Practise explaining your chain, not just building it
You can follow every official tutorial and still go blank when an interviewer hands you an unfamiliar chain definition and asks "what does this do, and what would break it?" That specific skill — reading orchestration code you didn't write, reasoning about its failure modes out loud, and defending your own design choices under follow-up pressure — is what separates candidates who've built one demo from candidates who've actually debugged something in production. Greenroom runs spoken mock interviews for AI engineering roles with live chain-reading and agent-design exercises, and feedback on how clearly you explain your reasoning. Pair it with our AI engineer interview questions guide for the broader system-design side, and prompt engineering interview questions for the prompting layer underneath every chain.
Frequently asked questions
What should I study for a LangChain interview?
Start with the Runnable/LCEL interface (.invoke, .stream, .batch, the pipe operator for composing chains), structured output, memory and state (including why LangGraph replaced the original Memory classes), retrievers and RAG evaluation, agents and the ReAct loop, and LangGraph's graph-based state model for multi-step orchestration. Just as important: be ready to explain when you would not use LangChain at all for a given problem.
Is LangChain still worth learning in 2026, or should I just use provider SDKs directly?
Both, depending on the problem — and a good interview answer says so. Provider SDKs are simpler and sufficient for single-purpose features with one model call. LangChain (and LangGraph specifically) earns its place once you need multi-step agent orchestration with state, swappable model providers, or its ecosystem of pre-built retriever and tool integrations. Most production teams in 2026 use a mix: simple SDK calls for simple features, LangGraph for genuinely complex agent logic.
What's the difference between LangChain and LangGraph?
LangChain provides the building blocks — chains, prompts, retrievers, the Runnable/LCEL interface, integrations with model providers and vector stores. LangGraph is built on top of LangChain's primitives specifically for stateful, multi-step agent orchestration, modeling control flow as an explicit graph of nodes and edges with a typed, checkpointed state object — replacing the older, less visible AgentExecutor approach for complex agent logic.
Do LangChain interviews require live coding?
Often yes, more so than a purely conceptual AI interview — expect to read a chain definition and explain what it does, extend an existing chain with a new step, or debug a snippet that's behaving unexpectedly.
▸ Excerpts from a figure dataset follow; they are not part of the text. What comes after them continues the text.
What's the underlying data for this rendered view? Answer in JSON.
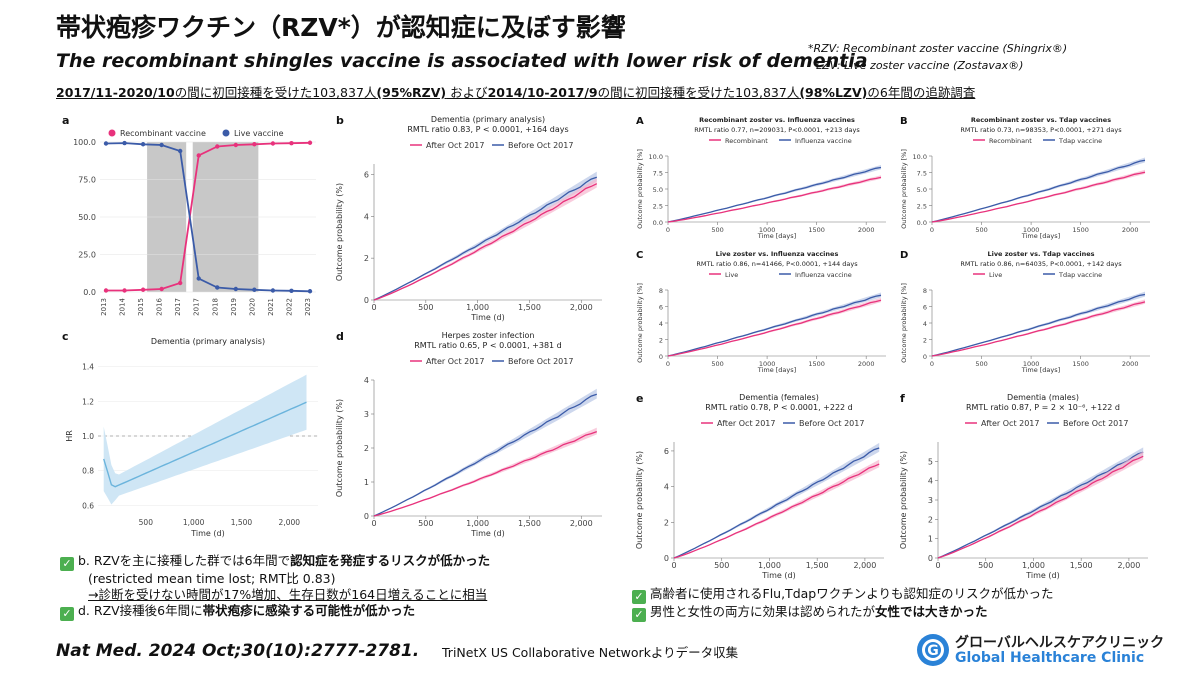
{
  "header": {
    "title": "帯状疱疹ワクチン（RZV*）が認知症に及ぼす影響",
    "subtitle": "The recombinant shingles vaccine is associated with lower risk of dementia",
    "footnote_1": "*RZV: Recombinant zoster vaccine (Shingrix®)",
    "footnote_2": "LZV: Live zoster vaccine (Zostavax®)",
    "cohort_1": "2017/11-2020/10",
    "cohort_2": "の間に初回接種を受けた103,837人",
    "cohort_3": "(95%RZV)",
    "cohort_4": " および",
    "cohort_5": "2014/10-2017/9",
    "cohort_6": "の間に初回接種を受けた103,837人",
    "cohort_7": "(98%LZV)",
    "cohort_8": "の6年間の追跡調査"
  },
  "notes": {
    "b_line1_a": "b. RZVを主に接種した群では6年間で",
    "b_line1_b": "認知症を発症するリスクが低かった",
    "b_line2": "(restricted mean time lost; RMT比 0.83)",
    "b_line3": "→診断を受けない時間が17%増加、生存日数が164日増えることに相当",
    "d_line_a": "d. RZV接種後6年間に",
    "d_line_b": "帯状疱疹に感染する可能性が低かった",
    "right_line1": "高齢者に使用されるFlu,Tdapワクチンよりも認知症のリスクが低かった",
    "right_line2_a": "男性と女性の両方に効果は認められたが",
    "right_line2_b": "女性では大きかった"
  },
  "footer": {
    "citation": "Nat Med. 2024 Oct;30(10):2777-2781.",
    "source": "TriNetX US Collaborative Networkよりデータ収集",
    "logo_ja": "グローバルヘルスケアクリニック",
    "logo_en": "Global Healthcare Clinic",
    "logo_mark": "G"
  },
  "colors": {
    "pink": "#e8327c",
    "pink_band": "#f6b6cf",
    "blue": "#3b5ba8",
    "blue_band": "#b8c6e6",
    "hr_line": "#6bb4dc",
    "hr_band": "#cfe6f5",
    "shade": "#c8c8c8"
  },
  "chart_data": [
    {
      "id": "a",
      "type": "line",
      "panel_label": "a",
      "legend": [
        "Recombinant vaccine",
        "Live vaccine"
      ],
      "categories": [
        "2013",
        "2014",
        "2015",
        "2016",
        "2017",
        "2017",
        "2018",
        "2019",
        "2020",
        "2021",
        "2022",
        "2023"
      ],
      "series": [
        {
          "name": "Recombinant vaccine",
          "values": [
            1,
            1,
            1.5,
            2,
            6,
            91,
            97,
            98,
            98.5,
            99,
            99.2,
            99.5
          ]
        },
        {
          "name": "Live vaccine",
          "values": [
            99,
            99.3,
            98.5,
            98,
            94,
            9,
            3,
            2,
            1.5,
            1,
            0.8,
            0.5
          ]
        }
      ],
      "yticks": [
        "0.0",
        "25.0",
        "50.0",
        "75.0",
        "100.0"
      ],
      "ylim": [
        0,
        100
      ]
    },
    {
      "id": "b",
      "type": "line",
      "panel_label": "b",
      "title": "Dementia (primary analysis)",
      "stat": "RMTL ratio 0.83, P < 0.0001, +164 days",
      "legend": [
        "After Oct 2017",
        "Before Oct 2017"
      ],
      "xlabel": "Time (d)",
      "ylabel": "Outcome probability (%)",
      "xticks": [
        "0",
        "500",
        "1,000",
        "1,500",
        "2,000"
      ],
      "yticks": [
        "0",
        "2",
        "4",
        "6"
      ],
      "xlim": [
        0,
        2200
      ],
      "ylim": [
        0,
        6.5
      ],
      "series": [
        {
          "name": "After Oct 2017",
          "end": 5.6
        },
        {
          "name": "Before Oct 2017",
          "end": 5.9
        }
      ]
    },
    {
      "id": "c",
      "type": "line",
      "panel_label": "c",
      "title": "Dementia (primary analysis)",
      "xlabel": "Time (d)",
      "ylabel": "HR",
      "xticks": [
        "500",
        "1,000",
        "1,500",
        "2,000"
      ],
      "yticks": [
        "0.6",
        "0.8",
        "1.0",
        "1.2",
        "1.4"
      ],
      "xlim": [
        0,
        2300
      ],
      "ylim": [
        0.55,
        1.45
      ]
    },
    {
      "id": "d",
      "type": "line",
      "panel_label": "d",
      "title": "Herpes zoster infection",
      "stat": "RMTL ratio 0.65, P < 0.0001, +381 d",
      "legend": [
        "After Oct 2017",
        "Before Oct 2017"
      ],
      "xlabel": "Time (d)",
      "ylabel": "Outcome probability (%)",
      "xticks": [
        "0",
        "500",
        "1,000",
        "1,500",
        "2,000"
      ],
      "yticks": [
        "0",
        "1",
        "2",
        "3",
        "4"
      ],
      "xlim": [
        0,
        2200
      ],
      "ylim": [
        0,
        4
      ],
      "series": [
        {
          "name": "After Oct 2017",
          "end": 2.5
        },
        {
          "name": "Before Oct 2017",
          "end": 3.6
        }
      ]
    },
    {
      "id": "A",
      "type": "line",
      "panel_label": "A",
      "title": "Recombinant zoster vs. Influenza vaccines",
      "stat": "RMTL ratio 0.77, n=209031, P<0.0001, +213 days",
      "legend": [
        "Recombinant",
        "Influenza vaccine"
      ],
      "xlabel": "Time [days]",
      "ylabel": "Outcome probability [%]",
      "xticks": [
        "0",
        "500",
        "1000",
        "1500",
        "2000"
      ],
      "yticks": [
        "0.0",
        "2.5",
        "5.0",
        "7.5",
        "10.0"
      ],
      "xlim": [
        0,
        2200
      ],
      "ylim": [
        0,
        10
      ],
      "series": [
        {
          "name": "Recombinant",
          "end": 6.8
        },
        {
          "name": "Influenza vaccine",
          "end": 8.3
        }
      ]
    },
    {
      "id": "B",
      "type": "line",
      "panel_label": "B",
      "title": "Recombinant zoster vs. Tdap vaccines",
      "stat": "RMTL ratio 0.73, n=98353, P<0.0001, +271 days",
      "legend": [
        "Recombinant",
        "Tdap vaccine"
      ],
      "xlabel": "Time [days]",
      "ylabel": "Outcome probability [%]",
      "xticks": [
        "0",
        "500",
        "1000",
        "1500",
        "2000"
      ],
      "yticks": [
        "0.0",
        "2.5",
        "5.0",
        "7.5",
        "10.0"
      ],
      "xlim": [
        0,
        2200
      ],
      "ylim": [
        0,
        10
      ],
      "series": [
        {
          "name": "Recombinant",
          "end": 7.6
        },
        {
          "name": "Tdap vaccine",
          "end": 9.4
        }
      ]
    },
    {
      "id": "C",
      "type": "line",
      "panel_label": "C",
      "title": "Live zoster vs. Influenza vaccines",
      "stat": "RMTL ratio 0.86, n=41466, P<0.0001, +144 days",
      "legend": [
        "Live",
        "Influenza vaccine"
      ],
      "xlabel": "Time [days]",
      "ylabel": "Outcome probability [%]",
      "xticks": [
        "0",
        "500",
        "1000",
        "1500",
        "2000"
      ],
      "yticks": [
        "0",
        "2",
        "4",
        "6",
        "8"
      ],
      "xlim": [
        0,
        2200
      ],
      "ylim": [
        0,
        8
      ],
      "series": [
        {
          "name": "Live",
          "end": 6.8
        },
        {
          "name": "Influenza vaccine",
          "end": 7.4
        }
      ]
    },
    {
      "id": "D",
      "type": "line",
      "panel_label": "D",
      "title": "Live zoster vs. Tdap vaccines",
      "stat": "RMTL ratio 0.86, n=64035, P<0.0001, +142 days",
      "legend": [
        "Live",
        "Tdap vaccine"
      ],
      "xlabel": "Time [days]",
      "ylabel": "Outcome probability [%]",
      "xticks": [
        "0",
        "500",
        "1000",
        "1500",
        "2000"
      ],
      "yticks": [
        "0",
        "2",
        "4",
        "6",
        "8"
      ],
      "xlim": [
        0,
        2200
      ],
      "ylim": [
        0,
        8
      ],
      "series": [
        {
          "name": "Live",
          "end": 6.6
        },
        {
          "name": "Tdap vaccine",
          "end": 7.5
        }
      ]
    },
    {
      "id": "e",
      "type": "line",
      "panel_label": "e",
      "title": "Dementia (females)",
      "stat": "RMTL ratio 0.78, P < 0.0001, +222 d",
      "legend": [
        "After Oct 2017",
        "Before Oct 2017"
      ],
      "xlabel": "Time (d)",
      "ylabel": "Outcome probability (%)",
      "xticks": [
        "0",
        "500",
        "1,000",
        "1,500",
        "2,000"
      ],
      "yticks": [
        "0",
        "2",
        "4",
        "6"
      ],
      "xlim": [
        0,
        2200
      ],
      "ylim": [
        0,
        6.5
      ],
      "series": [
        {
          "name": "After Oct 2017",
          "end": 5.3
        },
        {
          "name": "Before Oct 2017",
          "end": 6.2
        }
      ]
    },
    {
      "id": "f",
      "type": "line",
      "panel_label": "f",
      "title": "Dementia (males)",
      "stat": "RMTL ratio 0.87, P = 2 × 10⁻⁶, +122 d",
      "legend": [
        "After Oct 2017",
        "Before Oct 2017"
      ],
      "xlabel": "Time (d)",
      "ylabel": "Outcome probability (%)",
      "xticks": [
        "0",
        "500",
        "1,000",
        "1,500",
        "2,000"
      ],
      "yticks": [
        "0",
        "1",
        "2",
        "3",
        "4",
        "5"
      ],
      "xlim": [
        0,
        2200
      ],
      "ylim": [
        0,
        6
      ],
      "series": [
        {
          "name": "After Oct 2017",
          "end": 5.3
        },
        {
          "name": "Before Oct 2017",
          "end": 5.5
        }
      ]
    }
  ]
}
Conceptual questions (memory vs. state, when to use an agent vs. a fixed chain) usually come first, with live code as a follow-up to verify you can actually work with the library, not just describe it.
What's the biggest red flag candidates show in LangChain interviews?
Having only ever followed a single quick-start tutorial, with no real debugging story — when asked "what went wrong building this, and how did you fix it," candidates with only tutorial experience have nothing concrete to say. The second red flag is reflexively defending LangChain as the right choice for everything, rather than being able to name when a raw API call would have been simpler.
How do I get real LangChain debugging experience before an interview if I don't have production experience?
Build something with an intentionally messier, more realistic edge case than a tutorial covers — a RAG pipeline over documents with inconsistent formatting, an agent with a tool that sometimes fails, a retriever that needs re-ranking because plain similarity search returns irrelevant chunks. Hitting and fixing a real bug in your own project, even a small one, gives you a concrete debugging story that's far more convincing in an interview than reciting how the framework is supposed to work in the ideal case.